Venerdì pomeriggio, su un Intercity che non ha nessuna intenzione di lasciare la stazione centrale di Milano per raggiungere Venezia, nonostante siano passati 25 minuti dall’orario previsto. Accanto a me siede un tizio distinto e sportivo, sulla quarantina. È un po’ nervoso, si guarda intorno. Prende il cellulare e compone un numero.

“Sai, credo che non arriverò in tempo stasera. Devo aver sbagliato treno”, racconta all’interlocutore.

“Eh, sai, io non sono pratico di treni, non li prendo mai. Pensavo di essere salito sul treno per Venezia, ma poi non è partito e allora penso di essere su un altro treno. Chissà dove andrà”, continua.

“Sì, è ancora fermo. Non so dove va questo treno. Aspetta, che chiedo”, e chiude la chiamata.

Tace per un po’, poi mi guarda, mi tocca il braccio e cerca di attirare l’attenzione in modo un po’ goffo.
“Senta, scusi, ma questo treno dove va?”, fa lui.
“A Venezia”, gli rispondo.
“Ma il treno per Venezia non doveva partire alle 17.05?”, chiede.
“Sì, in effetti avrebbe dovuto. Ma è ancora fermo”, rispondo ammiccando da uomo vissuto che ha ormai fatto l’abitudine alle bizze ferroviarie.
“Quindi sono sul treno giusto per Venezia?”, ripete.
“Direi proprio di sì”, lo tranquillizzo.
“No perché, sa, non sono pratico di treni. Non li prendo mai”, si schernisce.

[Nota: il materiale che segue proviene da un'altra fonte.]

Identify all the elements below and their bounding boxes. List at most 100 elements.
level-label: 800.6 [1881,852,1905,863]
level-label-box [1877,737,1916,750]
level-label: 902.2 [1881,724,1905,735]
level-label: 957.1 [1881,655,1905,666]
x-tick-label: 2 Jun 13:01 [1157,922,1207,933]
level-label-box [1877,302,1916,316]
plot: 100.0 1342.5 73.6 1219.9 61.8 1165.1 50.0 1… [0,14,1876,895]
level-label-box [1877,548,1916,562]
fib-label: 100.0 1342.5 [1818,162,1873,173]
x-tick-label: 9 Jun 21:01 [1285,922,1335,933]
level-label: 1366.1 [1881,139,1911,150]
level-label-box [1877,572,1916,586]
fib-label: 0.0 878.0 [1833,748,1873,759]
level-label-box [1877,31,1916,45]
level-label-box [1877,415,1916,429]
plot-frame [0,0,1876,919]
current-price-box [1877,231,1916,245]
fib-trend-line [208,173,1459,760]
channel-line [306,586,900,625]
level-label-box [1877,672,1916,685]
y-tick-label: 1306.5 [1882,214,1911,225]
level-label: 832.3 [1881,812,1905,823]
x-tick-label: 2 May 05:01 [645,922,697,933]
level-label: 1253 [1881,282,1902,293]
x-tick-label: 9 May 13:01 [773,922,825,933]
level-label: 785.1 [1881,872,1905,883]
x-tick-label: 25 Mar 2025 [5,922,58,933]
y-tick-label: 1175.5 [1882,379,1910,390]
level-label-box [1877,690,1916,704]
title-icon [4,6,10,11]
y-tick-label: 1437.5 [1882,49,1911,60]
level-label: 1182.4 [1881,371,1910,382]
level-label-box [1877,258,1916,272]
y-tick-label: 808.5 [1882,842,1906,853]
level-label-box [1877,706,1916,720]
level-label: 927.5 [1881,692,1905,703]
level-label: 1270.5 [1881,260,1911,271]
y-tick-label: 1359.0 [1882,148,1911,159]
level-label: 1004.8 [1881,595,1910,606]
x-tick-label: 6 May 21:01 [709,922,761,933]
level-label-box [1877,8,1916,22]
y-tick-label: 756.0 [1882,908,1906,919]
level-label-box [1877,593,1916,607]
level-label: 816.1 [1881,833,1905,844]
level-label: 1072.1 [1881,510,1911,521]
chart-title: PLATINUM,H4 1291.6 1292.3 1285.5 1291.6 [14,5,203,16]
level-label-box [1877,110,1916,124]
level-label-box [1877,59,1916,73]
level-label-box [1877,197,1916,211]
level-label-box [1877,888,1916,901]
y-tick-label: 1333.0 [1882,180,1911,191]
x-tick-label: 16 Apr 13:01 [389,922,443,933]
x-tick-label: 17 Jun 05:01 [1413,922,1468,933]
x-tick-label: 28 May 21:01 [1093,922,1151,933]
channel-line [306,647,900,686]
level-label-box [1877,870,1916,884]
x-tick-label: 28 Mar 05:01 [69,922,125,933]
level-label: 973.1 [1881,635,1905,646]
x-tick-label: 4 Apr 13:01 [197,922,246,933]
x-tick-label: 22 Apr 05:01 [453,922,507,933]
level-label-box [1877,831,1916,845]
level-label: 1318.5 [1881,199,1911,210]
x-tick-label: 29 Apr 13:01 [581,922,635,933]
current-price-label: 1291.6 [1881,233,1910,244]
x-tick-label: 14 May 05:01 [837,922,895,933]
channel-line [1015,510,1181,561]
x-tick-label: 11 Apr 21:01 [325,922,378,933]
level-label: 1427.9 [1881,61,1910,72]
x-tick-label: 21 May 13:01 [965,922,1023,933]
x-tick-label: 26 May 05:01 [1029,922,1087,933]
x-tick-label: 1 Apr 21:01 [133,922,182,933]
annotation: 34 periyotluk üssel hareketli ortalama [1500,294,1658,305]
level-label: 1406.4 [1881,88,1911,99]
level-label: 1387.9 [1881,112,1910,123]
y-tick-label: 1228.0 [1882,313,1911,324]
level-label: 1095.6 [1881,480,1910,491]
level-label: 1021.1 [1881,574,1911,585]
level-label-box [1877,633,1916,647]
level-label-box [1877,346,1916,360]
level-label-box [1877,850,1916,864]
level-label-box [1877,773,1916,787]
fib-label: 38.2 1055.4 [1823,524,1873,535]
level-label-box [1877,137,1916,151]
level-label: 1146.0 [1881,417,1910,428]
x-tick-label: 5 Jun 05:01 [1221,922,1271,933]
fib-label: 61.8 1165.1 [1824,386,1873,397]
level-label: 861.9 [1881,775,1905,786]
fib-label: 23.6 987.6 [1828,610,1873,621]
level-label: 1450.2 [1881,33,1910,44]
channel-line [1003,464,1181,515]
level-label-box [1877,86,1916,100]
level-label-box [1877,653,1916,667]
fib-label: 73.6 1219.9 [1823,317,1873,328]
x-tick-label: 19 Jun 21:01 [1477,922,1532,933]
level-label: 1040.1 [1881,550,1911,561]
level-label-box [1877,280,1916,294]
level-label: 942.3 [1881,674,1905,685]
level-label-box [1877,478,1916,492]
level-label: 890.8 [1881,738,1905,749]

Prende il telefono e richiama l’interlocutore lasciato in sospeso.
“Sono sul treno giusto, sai?”

“Sì sì, ho chiesto e mi hanno detto che è proprio il treno che va a Venezia”

“Sì, era indicato alle 17 e qualcosa, ma credo che gli orari che scrivono sui tabelloni siano solo indicativi, giusto perché uno si sappia regolare, poi partono quando sono pronti. Quindi fra un po’ partiremo, credo.”